Across a lifetime, the absence of clearly defined service pathways is a significant weakness. While the guidance acknowledges needs in areas such as ageing and dementia, it fails to specify how services should be structured or delivered. This is particularly problematic given the high prevalence of Alzheimer’s disease in people with Down syndrome and the need for early, proactive support. At end of life, the guidance must reinforce the importance of equitable access to palliative care, advance care planning, and respect for individual preferences. Without explicit expectations, there is a risk that people with Down syndrome will continue to experience disparities in care and decision-making.

 

Conclusion

In its current form, the Draft Statutory Guidance represents an important but incomplete step. It successfully raises awareness but falls short of establishing the concrete expectations required to drive systemic change. Across all key areas that we have mentioned – diagnostic overshadowing, workforce training, speech and language provision, and human rights protection – DSRF UK holds that the guidance must move beyond general principles to deliver clear standards for practice, accountability, and service provision.

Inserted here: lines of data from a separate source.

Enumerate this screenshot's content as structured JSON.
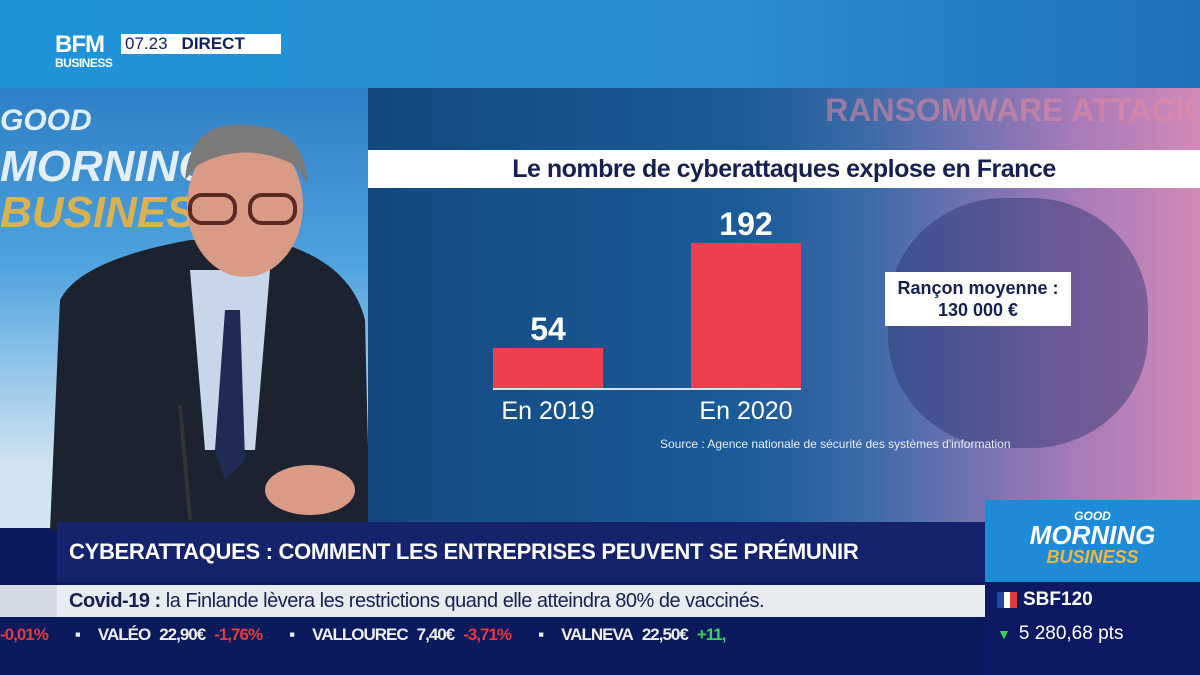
{
  "channel": {
    "logo_top": "BFM",
    "logo_bottom": "BUSINESS",
    "time": "07.23",
    "live": "DIRECT"
  },
  "studio_logo": {
    "line1": "GOOD",
    "line2": "MORNING",
    "line3": "BUSINESS"
  },
  "chart_data": {
    "type": "bar",
    "title": "Le nombre de cyberattaques explose en France",
    "categories": [
      "En 2019",
      "En 2020"
    ],
    "values": [
      54,
      192
    ],
    "ylim": [
      0,
      200
    ],
    "bar_color": "#ee3f4e",
    "annotation": "Rançon moyenne : 130 000 €",
    "annotation_line1": "Rançon moyenne :",
    "annotation_line2": "130 000 €",
    "source": "Source : Agence nationale de sécurité des systèmes d'information",
    "background_text": "RANSOMWARE ATTACK"
  },
  "headline": "CYBERATTAQUES : COMMENT LES ENTREPRISES PEUVENT SE PRÉMUNIR",
  "news": {
    "tag": "Covid-19 :",
    "text": "la Finlande lèvera les restrictions quand elle atteindra 80% de vaccinés."
  },
  "ticker": [
    {
      "name": "",
      "price": "",
      "change": "-0,01%",
      "dir": "neg"
    },
    {
      "name": "VALÉO",
      "price": "22,90€",
      "change": "-1,76%",
      "dir": "neg"
    },
    {
      "name": "VALLOUREC",
      "price": "7,40€",
      "change": "-3,71%",
      "dir": "neg"
    },
    {
      "name": "VALNEVA",
      "price": "22,50€",
      "change": "+11,",
      "dir": "pos"
    }
  ],
  "index": {
    "name": "SBF120",
    "value": "5 280,68 pts"
  },
  "colors": {
    "accent": "#1f8ad6",
    "navy": "#14236b",
    "bar": "#ee3f4e"
  }
}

DSRF UK urges the Government to strengthen the guidance by:

  • Providing explicit protocols to prevent diagnostic overshadowing;
  • Mandating Down syndrome-specific training across relevant professional groups;
  • Recognising speech and language support as a core component of care, with SLTs embedded in multidisciplinary teams;
  • Defining clear, enforceable service pathways across a lifespan;
  • Ensuring the consistent protection of human rights from prenatal care through to end-of-life support;
  • Promoting accurate, respectful clinical language and appropriate recognition of learning disability.

 

We have found that the draft Guidance is helpful in referring to anticipatory reasonable adjustments and the NHS reasonable adjustment flag. Building on that, we would also ask for clearer practical expectations on longer appointments, provision of accessible information and visual supports, carer involvement where appropriate, quieter environments, and recording adjustments consistently across services.

 

Overall, we find that the final guidance will need cleaner legal drafting so that authorities understand what is mandatory, what is expected, and what is optional best practice. We strongly believe that the guidance cannot fulfil its intended purpose and lead to meaningful improvements in the lives of people with Down syndrome and their families without addressing the gaps we have identified.